MANADO — Prof. Dr. dr. Starry H. Rampengan resmi menjabat Ketua Perhimpunan Rumah Sakit Seluruh Indonesia (PERSI) Wilayah Sulawesi Utara untuk periode 2026–2030, setelah dilantik oleh Ketua Umum PERSI, dr. Bambang Wibowo, Sp.OG, Jumat (14/8/2026) di Four Points Hotel Manado.
Pada kesempatan yang sama, Dr. dr. Erwin Gidion Kristanto, SH, Sp.FM, Subsp.PF(K), FISQua, dipercayakan memimpin Majelis Kehormatan Etik Rumah Sakit Indonesia (MAKERSI) Wilayah Sulut.

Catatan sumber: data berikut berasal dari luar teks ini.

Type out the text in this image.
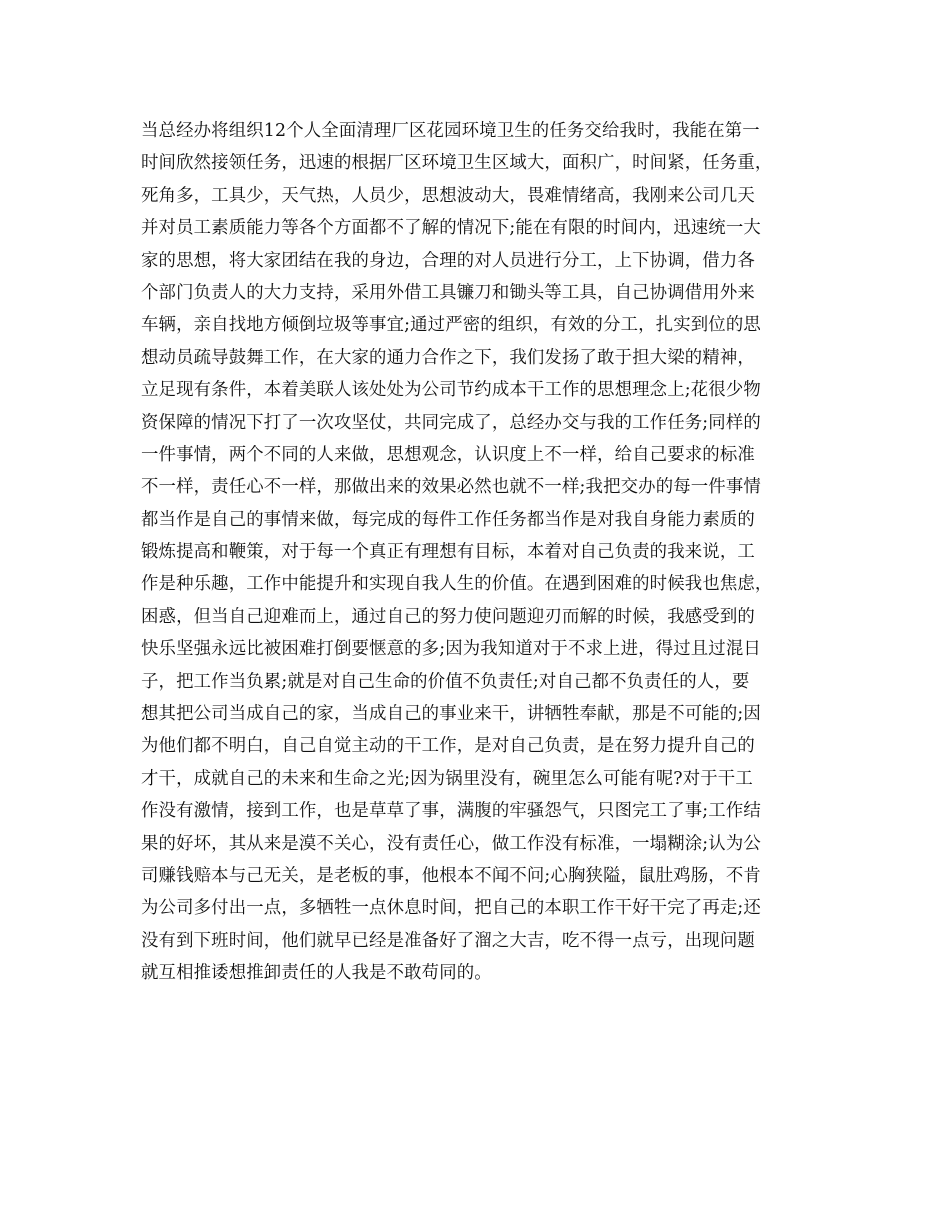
当总经办将组织12个人全面清理厂区花园环境卫生的任务交给我时，我能在第一
时间欣然接领任务，迅速的根据厂区环境卫生区域大，面积广，时间紧，任务重，
死角多，工具少，天气热，人员少，思想波动大，畏难情绪高，我刚来公司几天
并对员工素质能力等各个方面都不了解的情况下;能在有限的时间内，迅速统一大
家的思想，将大家团结在我的身边，合理的对人员进行分工，上下协调，借力各
个部门负责人的大力支持，采用外借工具镰刀和锄头等工具，自己协调借用外来
车辆，亲自找地方倾倒垃圾等事宜;通过严密的组织，有效的分工，扎实到位的思
想动员疏导鼓舞工作，在大家的通力合作之下，我们发扬了敢于担大梁的精神，
立足现有条件，本着美联人该处处为公司节约成本干工作的思想理念上;花很少物
资保障的情况下打了一次攻坚仗，共同完成了，总经办交与我的工作任务;同样的
一件事情，两个不同的人来做，思想观念，认识度上不一样，给自己要求的标准
不一样，责任心不一样，那做出来的效果必然也就不一样;我把交办的每一件事情
都当作是自己的事情来做，每完成的每件工作任务都当作是对我自身能力素质的
锻炼提高和鞭策，对于每一个真正有理想有目标，本着对自己负责的我来说，工
作是种乐趣，工作中能提升和实现自我人生的价值。在遇到困难的时候我也焦虑，
困惑，但当自己迎难而上，通过自己的努力使问题迎刃而解的时候，我感受到的
快乐坚强永远比被困难打倒要惬意的多;因为我知道对于不求上进，得过且过混日
子，把工作当负累;就是对自己生命的价值不负责任;对自己都不负责任的人，要
想其把公司当成自己的家，当成自己的事业来干，讲牺牲奉献，那是不可能的;因
为他们都不明白，自己自觉主动的干工作，是对自己负责，是在努力提升自己的
才干，成就自己的未来和生命之光;因为锅里没有，碗里怎么可能有呢?对于干工
作没有激情，接到工作，也是草草了事，满腹的牢骚怨气，只图完工了事;工作结
果的好坏，其从来是漠不关心，没有责任心，做工作没有标准，一塌糊涂;认为公
司赚钱赔本与己无关，是老板的事，他根本不闻不问;心胸狭隘，鼠肚鸡肠，不肯
为公司多付出一点，多牺牲一点休息时间，把自己的本职工作干好干完了再走;还
没有到下班时间，他们就早已经是准备好了溜之大吉，吃不得一点亏，出现问题
就互相推诿想推卸责任的人我是不敢苟同的。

Pelantikan pengurus baru ini disandingkan dengan Seminar Nasional, Workshop, dan Pameran Kesehatan ke-3, menandai komitmen organisasi perumahsakitan di Sulut untuk memperkuat mutu pelayanan, tata kelola rumah sakit, keselamatan pasien, dan penerapan etika medis.
Ketua MAKERSI Pusat Prof. Dr. dr. Agus Purwadianto dan Ketua Umum PERSI dr. Bambang Wibowo hadir memberi sambutan dan dukungan.
Dalam pidatonya, Prof. Starry yang juga menjabat Direktur Utama RSUP Kandou mengapresiasi kepercayaan yang diberikan dan menegaskan semangat inovasi pengurus baru. “Hari pertama dilantik, pengurus tunjukkan langsung bahwa kita berinovasi,” ujarnya.
Ia menjelaskan bahwa PERSI Sulut akan mendorong sinergi antarrumah sakit—bukan kompetisi—melalui penguatan sistem rujukan, jaringan pengampuan khususnya untuk rumah sakit kepulauan, serta tata kelola klinis agar seluruh rumah sakit berkembang bersama.
Prof. Starry menekankan bahwa keberhasilan rumah sakit tidak diukur dari ukuran fisik, melainkan dari kemampuan memberikan pelayanan terbaik kepada masyarakat. Pendekatan ini selaras dengan tema kegiatan: “Strategi Kendali Mutu Kendali Biaya (KMKB) dalam Menghadapi Era Rumah Sakit Berbasis Kompetensi.”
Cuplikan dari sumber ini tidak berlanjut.